「教風」 (連載第263回)


結界取次



 本教の制度で定められた資格の中に「輔教(ほきよう)」というお役があります。信徒の方が自ら志して、教会や教団の活動を積極的に担うお役です。定期的に教団の講習を受けます。玉水教会でも輔教の資格を得られた信徒の方が多数おられます。

 また輔教の講習会が玉水記念館で開催されることもあり、そのときはあちこちの教会の信者さんが受講に来られます。中には会場の記念館から道を渡ってお広前にお参りし、お結界でお届けされる方もあります。

 あるときちょっと戸惑いました。
 そういう信者さんから「金光様、日々ありがとうございます」と、お届けの言葉を受けたからです。
 私もご本部参拝の折りには、お結界に教祖さま以来の生神金光大神様の働きが現わされている感覚があって自然と「金光様、日々ありがとうございます」と、まず御礼申し上げます。
 とはいえ、それはご本部広前だからで、ご本部以外のお広前ではなかなかそういう言葉は出てきません。
 あの信者さんはご自身の教会で、お結界では「金光さま」とお届けさせてもらうことを教えられ、それが身についているから、口をついて出てくるのだ、とそのとき思いました。

○「人の不行状を見て」
 他人の長所や美点を見出すことは中々難しいことです。それに反して、短所欠点をみることはたやすい。というより、いやでも目につきます。
 お結界で、よく他人の欠点を並べる方があります。誤解がないように申すと、私は別に責めているわけではありません。

 お結界はきれいごとを並べ立てるところではありません。普段は人に言えないような本心を吐き出すところでもあります。ですから、他所でうっかり言えば「あの人、誰々さんの悪口言うてた」と問題になることでもお結界ならOKです。胸にたまっていたことをお結界で吐き出せばすっきりするでしょう。私も、全て聞かせてもらうつもりです。

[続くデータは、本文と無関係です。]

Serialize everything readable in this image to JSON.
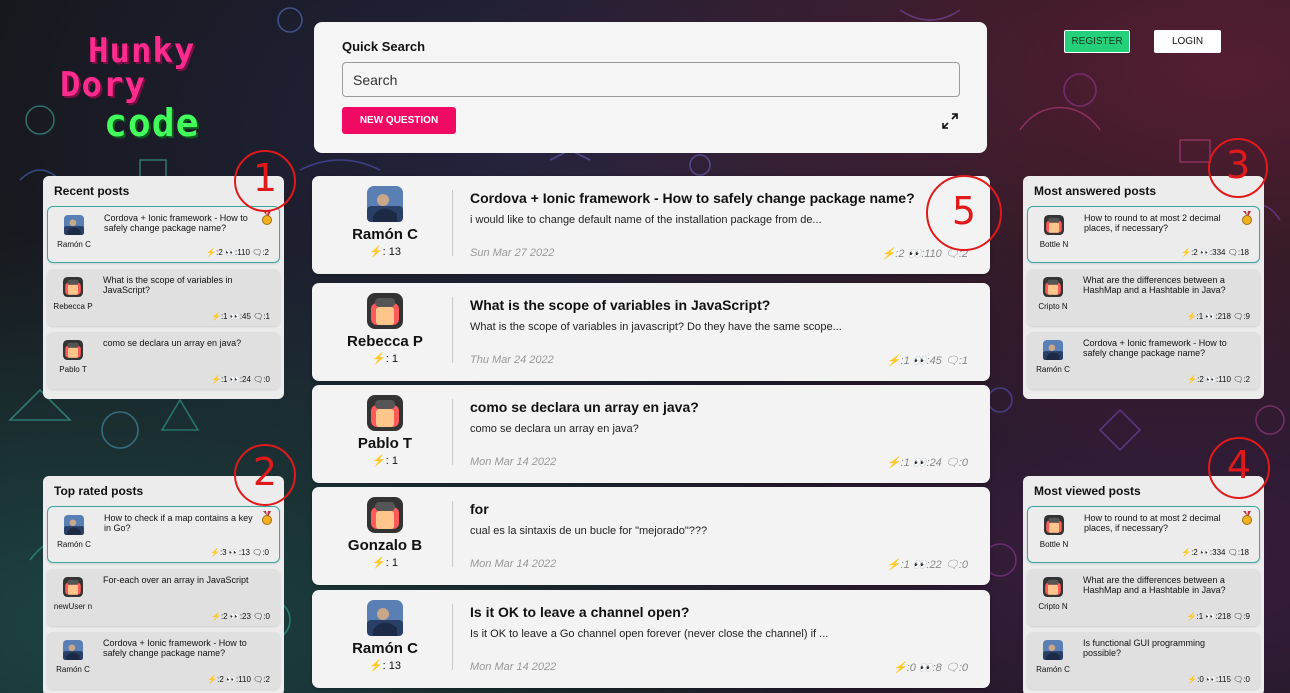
{
  "app": {
    "logo_lines": [
      "Hunky",
      "Dory",
      "code"
    ]
  },
  "header": {
    "register_label": "REGISTER",
    "login_label": "LOGIN"
  },
  "search": {
    "title": "Quick Search",
    "placeholder": "Search",
    "new_question_label": "NEW QUESTION",
    "expand_icon": "expand-icon"
  },
  "panels": {
    "recent": {
      "title": "Recent posts",
      "items": [
        {
          "author": "Ramón C",
          "title": "Cordova + Ionic framework - How to safely change package name?",
          "stats": "⚡:2 👀:110 🗨:2",
          "avatar": "photo",
          "medal": true
        },
        {
          "author": "Rebecca P",
          "title": "What is the scope of variables in JavaScript?",
          "stats": "⚡:1 👀:45 🗨:1",
          "avatar": "default",
          "medal": false
        },
        {
          "author": "Pablo T",
          "title": "como se declara un array en java?",
          "stats": "⚡:1 👀:24 🗨:0",
          "avatar": "default",
          "medal": false
        }
      ]
    },
    "top_rated": {
      "title": "Top rated posts",
      "items": [
        {
          "author": "Ramón C",
          "title": "How to check if a map contains a key in Go?",
          "stats": "⚡:3 👀:13 🗨:0",
          "avatar": "photo",
          "medal": true
        },
        {
          "author": "newUser n",
          "title": "For-each over an array in JavaScript",
          "stats": "⚡:2 👀:23 🗨:0",
          "avatar": "default",
          "medal": false
        },
        {
          "author": "Ramón C",
          "title": "Cordova + Ionic framework - How to safely change package name?",
          "stats": "⚡:2 👀:110 🗨:2",
          "avatar": "photo",
          "medal": false
        }
      ]
    },
    "most_answered": {
      "title": "Most answered posts",
      "items": [
        {
          "author": "Bottle N",
          "title": "How to round to at most 2 decimal places, if necessary?",
          "stats": "⚡:2 👀:334 🗨:18",
          "avatar": "default",
          "medal": true
        },
        {
          "author": "Cripto N",
          "title": "What are the differences between a HashMap and a Hashtable in Java?",
          "stats": "⚡:1 👀:218 🗨:9",
          "avatar": "default",
          "medal": false
        },
        {
          "author": "Ramón C",
          "title": "Cordova + Ionic framework - How to safely change package name?",
          "stats": "⚡:2 👀:110 🗨:2",
          "avatar": "photo",
          "medal": false
        }
      ]
    },
    "most_viewed": {
      "title": "Most viewed posts",
      "items": [
        {
          "author": "Bottle N",
          "title": "How to round to at most 2 decimal places, if necessary?",
          "stats": "⚡:2 👀:334 🗨:18",
          "avatar": "default",
          "medal": true
        },
        {
          "author": "Cripto N",
          "title": "What are the differences between a HashMap and a Hashtable in Java?",
          "stats": "⚡:1 👀:218 🗨:9",
          "avatar": "default",
          "medal": false
        },
        {
          "author": "Ramón C",
          "title": "Is functional GUI programming possible?",
          "stats": "⚡:0 👀:115 🗨:0",
          "avatar": "photo",
          "medal": false
        }
      ]
    }
  },
  "posts": [
    {
      "author": "Ramón C",
      "rep": "⚡: 13",
      "title": "Cordova + Ionic framework - How to safely change package name?",
      "body": "i would like to change default name of the installation package from de...",
      "date": "Sun Mar 27 2022",
      "stats": "⚡:2 👀:110 🗨:2",
      "avatar": "photo"
    },
    {
      "author": "Rebecca P",
      "rep": "⚡: 1",
      "title": "What is the scope of variables in JavaScript?",
      "body": "What is the scope of variables in javascript? Do they have the same scope...",
      "date": "Thu Mar 24 2022",
      "stats": "⚡:1 👀:45 🗨:1",
      "avatar": "default"
    },
    {
      "author": "Pablo T",
      "rep": "⚡: 1",
      "title": "como se declara un array en java?",
      "body": "como se declara un array en java?",
      "date": "Mon Mar 14 2022",
      "stats": "⚡:1 👀:24 🗨:0",
      "avatar": "default"
    },
    {
      "author": "Gonzalo B",
      "rep": "⚡: 1",
      "title": "for",
      "body": "cual es la sintaxis de un bucle for \"mejorado\"???",
      "date": "Mon Mar 14 2022",
      "stats": "⚡:1 👀:22 🗨:0",
      "avatar": "default"
    },
    {
      "author": "Ramón C",
      "rep": "⚡: 13",
      "title": "Is it OK to leave a channel open?",
      "body": "Is it OK to leave a Go channel open forever (never close the channel) if ...",
      "date": "Mon Mar 14 2022",
      "stats": "⚡:0 👀:8 🗨:0",
      "avatar": "photo"
    }
  ],
  "annotations": [
    "1",
    "2",
    "3",
    "4",
    "5"
  ],
  "colors": {
    "accent": "#f00a64",
    "register": "#25d07a",
    "highlight_border": "#3aa7a0",
    "annotation": "#e01a1a"
  }
}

 ただ、お結界で申し上げるということは、「あー、言ってスッキリした」で終わってしまっては意味のないことになり、困るのです。
「人の不行状を見て我が身の不行状になること」(神誡)という教祖様の戒めがあります。

 このみ教えについて信話集では、「ひとの欠点が見えるのは、その人の欠点として見えるのではなく自分の欠点を神さまが見せてくだされている。『さあ、よう見ておけ』とね。ですから、よく見て覚えておかねばなりません。すべて神さまが見せてくだされているのですからね」と説かれています。

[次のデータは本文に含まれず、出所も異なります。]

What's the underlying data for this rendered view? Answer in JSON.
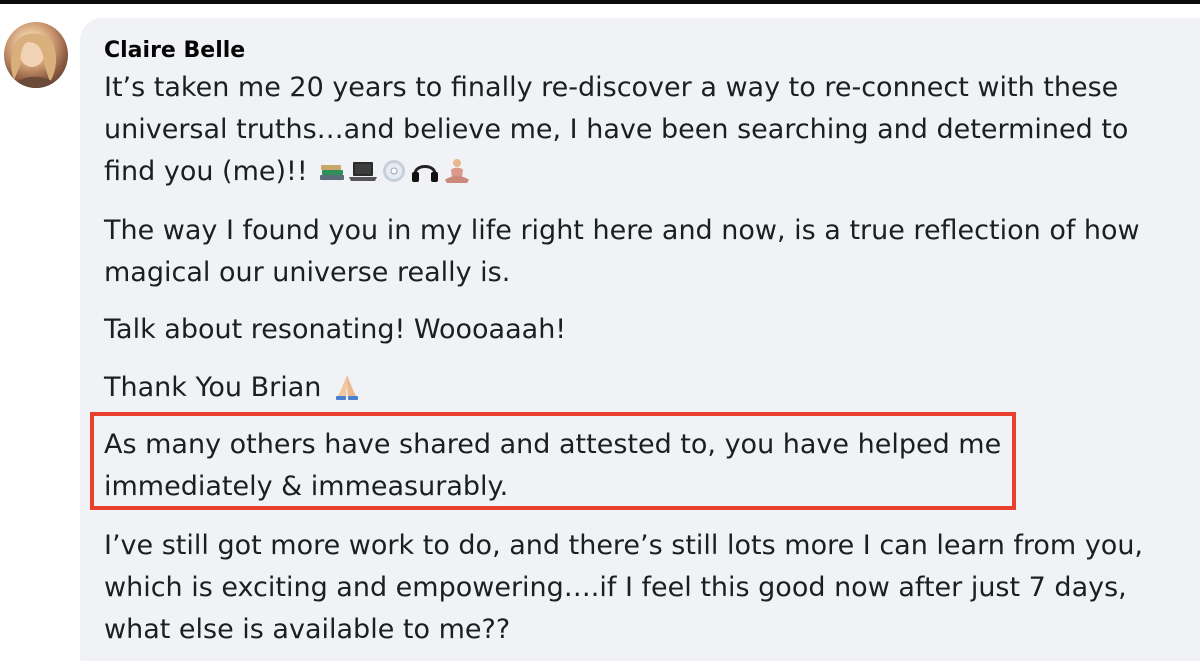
{
  "comment": {
    "author": "Claire Belle",
    "paragraphs": [
      {
        "lines": [
          "It’s taken me 20 years to finally re-discover a way to re-connect with these",
          "universal truths…and believe me, I have been searching and determined to",
          "find you (me)!!"
        ],
        "emojis": [
          "books-icon",
          "laptop-icon",
          "disc-icon",
          "headphones-icon",
          "meditating-person-icon"
        ]
      },
      {
        "lines": [
          "The way I found you in my life right here and now, is a true reflection of how",
          "magical our universe really is."
        ]
      },
      {
        "lines": [
          "Talk about resonating! Woooaaah!"
        ]
      },
      {
        "lines": [
          "Thank You Brian"
        ],
        "emojis": [
          "folded-hands-icon"
        ]
      },
      {
        "lines": [
          "As many others have shared and attested to, you have helped me",
          "immediately & immeasurably."
        ],
        "highlighted": true
      },
      {
        "lines": [
          "I’ve still got more work to do, and there’s still lots more I can learn from you,",
          "which is exciting and empowering….if I feel this good now after just 7 days,",
          "what else is available to me??"
        ]
      }
    ]
  },
  "colors": {
    "bubble_background": "#f0f2f5",
    "text": "#1c1e21",
    "highlight_border": "#e8402c"
  }
}
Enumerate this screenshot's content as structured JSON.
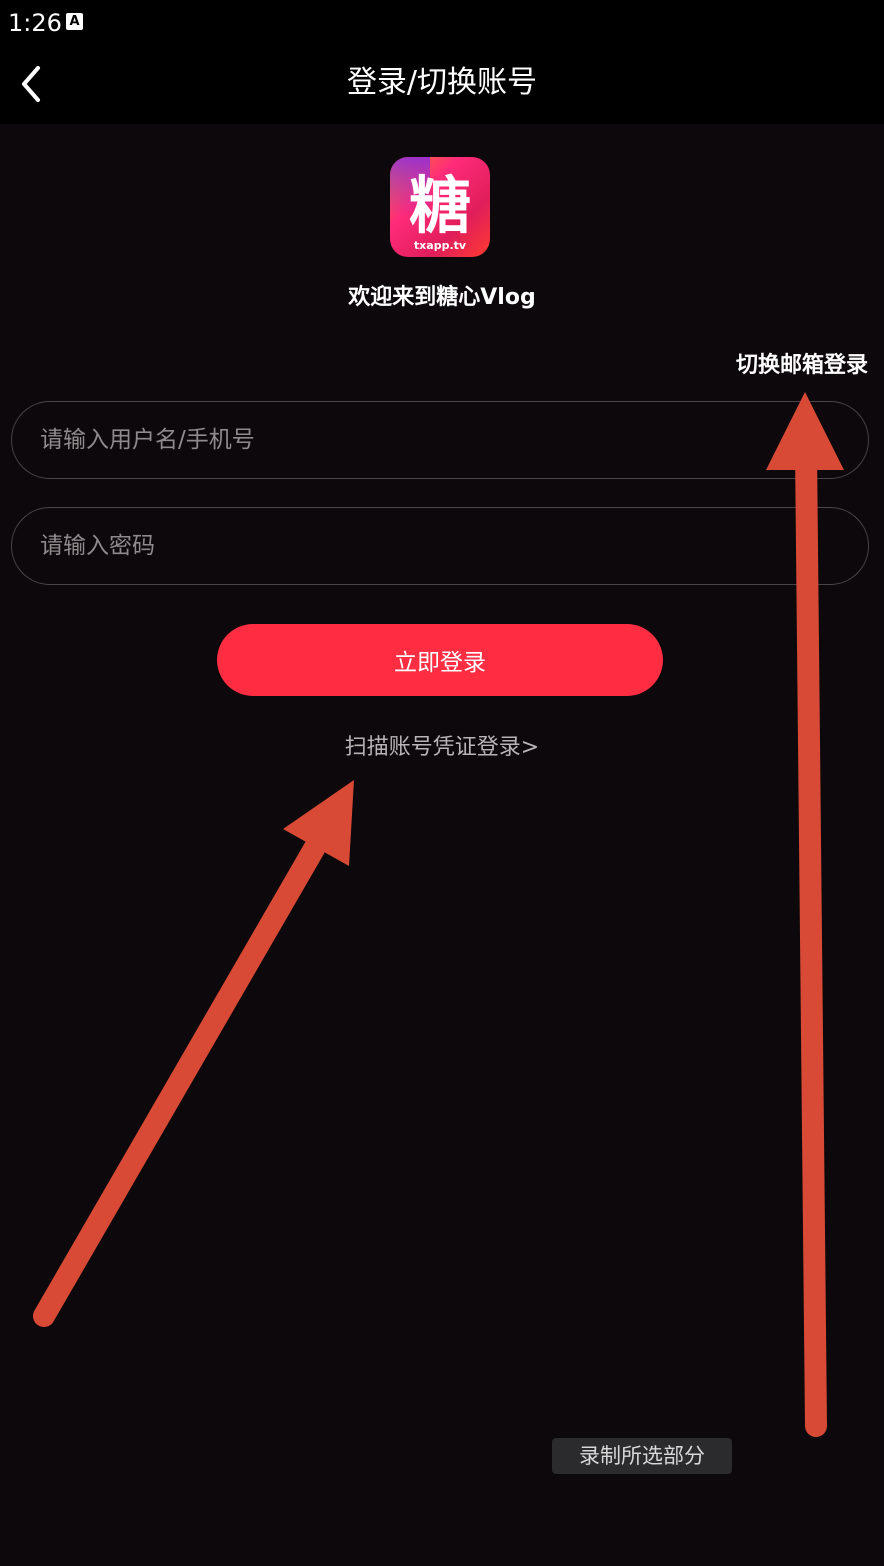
{
  "status_bar": {
    "time": "1:26",
    "app_icon_letter": "A"
  },
  "nav": {
    "title": "登录/切换账号",
    "back_icon": "chevron-left-icon"
  },
  "logo": {
    "char": "糖",
    "caption": "txapp.tv",
    "colors": [
      "#ff2d6f",
      "#a22bd8",
      "#ff8a1f"
    ]
  },
  "welcome": "欢迎来到糖心Vlog",
  "switch_email_label": "切换邮箱登录",
  "form": {
    "username_placeholder": "请输入用户名/手机号",
    "password_placeholder": "请输入密码",
    "login_label": "立即登录",
    "scan_label": "扫描账号凭证登录>"
  },
  "overlay": {
    "record_label": "录制所选部分",
    "arrow_color": "#d84a35"
  },
  "colors": {
    "background": "#0d080b",
    "accent": "#fe2d42"
  }
}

 他人の行状を厳しく見る目を自分に向けて、自分の欠点を見つめ直し改まりへとつなげていけ、それが信心する者の態度だ、というわけです。

 鬱積(うつせき)したものをお結界で聞いてもらってスッキリする。そのあとです。ああ言ったが自分はどうだろう、と今度は自分を振り返り、悪いところに気がつかされお詫びする。ほんとうにお結界の働きをいただくことができていればこうなるはずです。普通ならできない働きが生まれてくるのがお結界という場なのですから。

 冒頭で「金光様」と言葉を向けられて戸惑い、その信者さんの身についた習いなんだろうと思った、と申しました。しかしよく考えてみると、輔教を志すような信心の篤(あつ)い人です。お取次を願う側のいただき方によってお結界の働きが違ってくる、ということをよく分かっておられるのでは……。「金光さま」と頂いてかずかずおかげを蒙(こうむ)ってきた人なのだろう、と思い返しました。真剣にお取次をいただいてまいりましょう。